Over 50 Heads of State gathered in The Netherlands, are trying to make the world a safer place.

The Dutch city of The Hague yesterday, March 24, 2014, welcomed 58 world leaders, 5,000 delegates and 3,000 journalists to the Nuclear Security Summit (NSS), the largest gathering of its kind ever held in the country, agency reports said. Russian President, Vladimir Putin, stayed away, choosing to send his Foreign Minister, Sergey Lavrov, the BBC said.

Other notable absentees from the summit are North Korea and Iran that were excluded by mutual consent.

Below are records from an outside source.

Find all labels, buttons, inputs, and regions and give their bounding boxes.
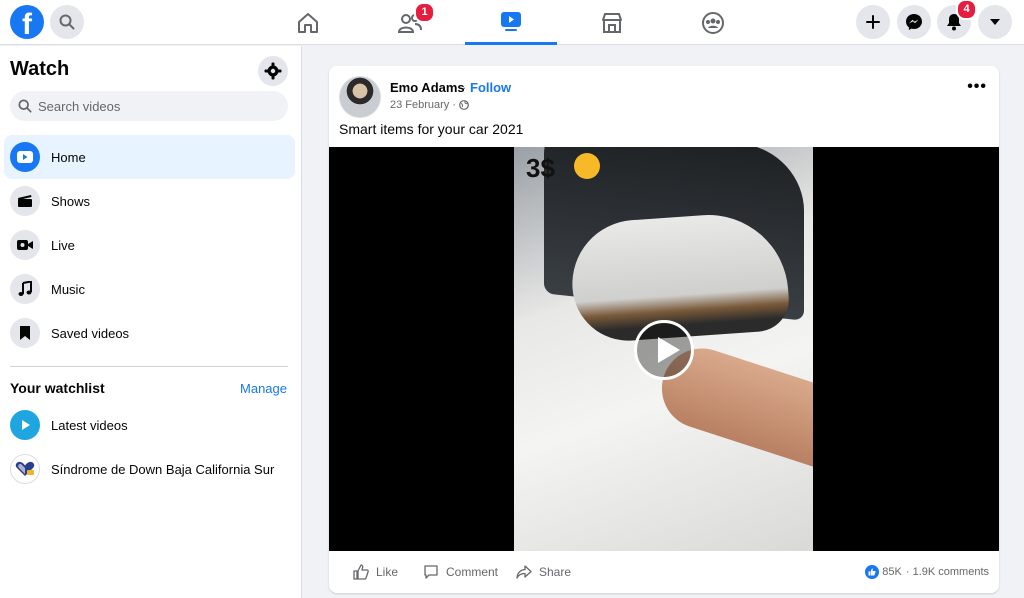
sidebar-item-label: Saved videos xyxy=(51,325,130,341)
more-options-icon[interactable]: ••• xyxy=(967,78,987,96)
sidebar-item-music[interactable]: Music xyxy=(4,267,295,311)
play-icon xyxy=(10,142,40,172)
search-icon xyxy=(59,14,75,30)
search-videos-input[interactable] xyxy=(38,98,278,114)
post-date-text: 23 February · xyxy=(390,99,457,111)
page-avatar-icon xyxy=(10,454,40,484)
post-caption: Smart items for your car 2021 xyxy=(339,121,524,137)
play-button-icon[interactable] xyxy=(634,320,694,380)
notifications-badge: 4 xyxy=(956,0,977,20)
top-navigation-bar: f 1 4 xyxy=(0,0,1024,45)
author-separator: · xyxy=(462,80,467,95)
tab-friends[interactable]: 1 xyxy=(364,0,456,45)
account-menu-button[interactable] xyxy=(978,5,1012,39)
settings-button[interactable] xyxy=(258,56,288,86)
logo-letter: f xyxy=(22,8,32,39)
emoji-icon xyxy=(574,153,600,179)
like-reaction-icon xyxy=(865,565,880,579)
camera-icon xyxy=(10,230,40,260)
notifications-button[interactable]: 4 xyxy=(937,0,977,39)
home-icon xyxy=(298,12,318,33)
gear-icon xyxy=(264,62,282,80)
sidebar-item-saved-videos[interactable]: Saved videos xyxy=(4,311,295,355)
watch-sidebar: Watch Home Shows Live Music Saved videos xyxy=(0,46,302,598)
watchlist-item-latest-videos[interactable]: Latest videos xyxy=(4,403,295,447)
like-button[interactable]: Like xyxy=(353,564,398,580)
search-icon xyxy=(18,99,32,113)
messenger-button[interactable] xyxy=(897,5,931,39)
comment-icon xyxy=(424,565,438,579)
post-date[interactable]: 23 February · xyxy=(390,99,469,111)
sidebar-item-home[interactable]: Home xyxy=(4,135,295,179)
watch-icon xyxy=(501,12,521,31)
sidebar-item-label: Live xyxy=(51,237,75,253)
tab-groups[interactable] xyxy=(667,0,759,45)
marketplace-icon xyxy=(602,12,622,33)
search-button[interactable] xyxy=(50,5,84,39)
thumbs-up-icon xyxy=(353,564,369,580)
sidebar-item-label: Home xyxy=(51,149,86,165)
sidebar-item-label: Shows xyxy=(51,193,91,209)
sidebar-item-live[interactable]: Live xyxy=(4,223,295,267)
tab-home[interactable] xyxy=(262,0,354,45)
comments-count: · 1.9K comments xyxy=(905,566,989,578)
share-icon xyxy=(516,565,532,579)
messenger-icon xyxy=(906,14,922,30)
video-player[interactable]: 3$ xyxy=(329,147,999,551)
sidebar-item-shows[interactable]: Shows xyxy=(4,179,295,223)
video-post-card: Emo Adams · Follow 23 February · ••• Sma… xyxy=(329,66,999,593)
latest-videos-icon xyxy=(10,410,40,440)
friends-badge: 1 xyxy=(414,2,435,23)
comment-label: Comment xyxy=(446,565,499,579)
clapper-icon xyxy=(10,186,40,216)
share-label: Share xyxy=(539,565,572,579)
author-name[interactable]: Emo Adams xyxy=(390,80,465,95)
watchlist-item-label: Latest videos xyxy=(51,417,128,433)
post-stats[interactable]: 85K · 1.9K comments xyxy=(865,565,989,579)
watchlist-item-page[interactable]: Síndrome de Down Baja California Sur xyxy=(4,447,295,491)
create-button[interactable] xyxy=(856,5,890,39)
music-note-icon xyxy=(10,274,40,304)
tab-watch[interactable] xyxy=(465,0,557,45)
comment-button[interactable]: Comment xyxy=(423,564,498,580)
manage-watchlist-link[interactable]: Manage xyxy=(240,381,287,396)
groups-icon xyxy=(702,11,724,34)
sidebar-divider xyxy=(10,366,288,367)
page-title: Watch xyxy=(10,58,70,80)
caret-down-icon xyxy=(990,19,1000,25)
plus-icon xyxy=(866,15,880,29)
author-avatar[interactable] xyxy=(339,76,381,118)
facebook-logo[interactable]: f xyxy=(10,5,44,39)
watchlist-title: Your watchlist xyxy=(10,380,105,396)
share-button[interactable]: Share xyxy=(516,564,571,580)
globe-icon xyxy=(459,100,469,110)
tab-marketplace[interactable] xyxy=(566,0,658,45)
like-label: Like xyxy=(376,565,399,579)
reactions-count: 85K xyxy=(882,566,902,578)
bookmark-icon xyxy=(10,318,40,348)
search-videos-bar[interactable] xyxy=(10,91,288,121)
video-overlay-price: 3$ xyxy=(526,153,555,183)
follow-button[interactable]: Follow xyxy=(470,80,511,95)
sidebar-item-label: Music xyxy=(51,281,85,297)
watchlist-item-label: Síndrome de Down Baja California Sur xyxy=(51,461,275,477)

Lavrov is however expected to hold talks with US Secretary of State, John Kerry. Though nuclear terrorism is officially the main topic for the summit, the Ukraine crisis will overshadow talks. Delegations from 53 countries, including the leaders of the US, China and Japan, are negotiating how to reduce, secure nuclear supplies and keep them out of terrorists’ hands.

As the meeting opened, Japan announced plans to turn over to the United States over 315 kilogrammes of weapons-grade plutonium and a supply of highly-enriched uranium. US Energy Secretary, Ernest Moniz, described the deal as "a very significant nuclear security pledge." Yosuke Isozaki, a senior adviser to Japanese Prime Minister, Shinzo Abe, said the hand over of highly-enriched uranium and plutonium was part of Japan's efforts to prevent proliferation and possible abuse of nuclear material by terrorists.

The summit is the third since US President, Barack Obama, launched the series in 2009, saying that reducing the risk of terrorist attacks with either nuclear weapons or ‘dirty bombs’ was one of his most important international policy goals. Dutch Prime Minister, Mark Rutte, told reporters before the opening that 146 nuclear ‘incidents’ were reported to the International Atomic Energy Agency, IAEA, in 2013, The Washington Post reported. Although the incidents were mainly about material that temporarily went missing, “the possibility of a serious incident continues to hang over us,” he warned.

The number of countries that possess enough highly-enriched uranium or plutonium to make bombs has fallen steadily from 39 before the first conference in Washington in 2010 to 25 at the start of The Hague summit, sources said. More than 120 countries today exchange information on cases of theft, unauthorised access to sites where radioactive material is held, and illegal transfers.